Last Thanksgiving my brother in law was caught eating the leftovers straight from the container with a spoon at midnight. Some recipes earn their place in the family through moments exactly like that.
Making It Lighter
Swapping Greek yogurt for some or all of the sour cream and mayonnaise cuts the richness considerably while adding protein. The dip will be slightly tangier, which actually complements the pickle brine nicely.
Serving Ideas Beyond Chips
This dip makes an incredible spread for turkey sandwiches, wraps, or even dolloped onto grilled chicken. A friend of mine uses it as a baked potato topping and swears it changed her entire dinner routine.
Storage and Make Ahead Tips
You can make this dip up to two days in advance and the flavors only improve with time, though the pico on top may release some liquid.
- Store in an airtight container in the coldest part of your fridge.
- Give it a quick stir before serving if any separation occurs.
- Drain off excess liquid from the pico before adding it if making ahead.
Keep a jar of Grillos pickles in your fridge at all times and this dip is never more than fifteen minutes away. Your future self will thank you next time someone texts that they are on their way over.
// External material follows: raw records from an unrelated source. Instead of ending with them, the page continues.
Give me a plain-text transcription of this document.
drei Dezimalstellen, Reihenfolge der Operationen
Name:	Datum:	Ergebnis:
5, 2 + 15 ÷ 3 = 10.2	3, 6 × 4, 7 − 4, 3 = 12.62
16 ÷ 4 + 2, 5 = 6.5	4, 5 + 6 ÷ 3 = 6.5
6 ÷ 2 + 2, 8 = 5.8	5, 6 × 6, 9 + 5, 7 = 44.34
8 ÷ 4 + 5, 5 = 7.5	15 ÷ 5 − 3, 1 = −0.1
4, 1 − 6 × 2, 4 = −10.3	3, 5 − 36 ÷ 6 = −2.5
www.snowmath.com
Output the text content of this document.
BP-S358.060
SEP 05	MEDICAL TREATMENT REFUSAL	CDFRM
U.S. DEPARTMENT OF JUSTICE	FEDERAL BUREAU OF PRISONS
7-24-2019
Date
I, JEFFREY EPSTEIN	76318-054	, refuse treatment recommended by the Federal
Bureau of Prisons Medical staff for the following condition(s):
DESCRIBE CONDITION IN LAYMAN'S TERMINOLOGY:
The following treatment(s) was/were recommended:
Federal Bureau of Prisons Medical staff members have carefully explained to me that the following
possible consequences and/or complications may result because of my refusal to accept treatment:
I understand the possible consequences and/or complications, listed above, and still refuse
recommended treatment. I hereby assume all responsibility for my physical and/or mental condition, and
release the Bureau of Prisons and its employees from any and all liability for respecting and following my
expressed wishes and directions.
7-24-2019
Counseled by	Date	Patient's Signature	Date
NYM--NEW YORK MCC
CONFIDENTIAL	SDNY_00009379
Recipe Questions & Answers
- → Can I make this dip ahead of time?
-
Yes, this dip actually benefits from chilling. Prepare it up to 24 hours in advance and store in the refrigerator. The flavors meld beautifully, though the pico de gallo may release some liquid over time.
- → What brand of pickles works best?
-
Grillo's dill pickles are specifically called for due to their fresh crunch and brine. Any high-quality dill pickle brand can substitute, though the flavor profile may shift slightly.
- → How can I make this lighter?
-
Substitute Greek yogurt for the sour cream, or use light mayonnaise. You can also increase the ratio of buttermilk and decrease the mayonnaise for a thinner but less rich version.
- → What should I serve with this dip?
-
Tortilla chips, pita chips, fresh vegetable sticks (carrots, celery, bell peppers), or crackers all work wonderfully. It can also be used as a sandwich spread or burger topping.
- → Is the jalapeño necessary?
-
Not at all. The jalapeño adds mild heat, but the dip remains delicious without it. Adjust the amount or omit entirely based on your spice preference.
- → Can I freeze this dip?
-
Freezing isn't recommended as the dairy and mayonnaise may separate when thawed. Best enjoyed fresh within 3-5 days of preparation.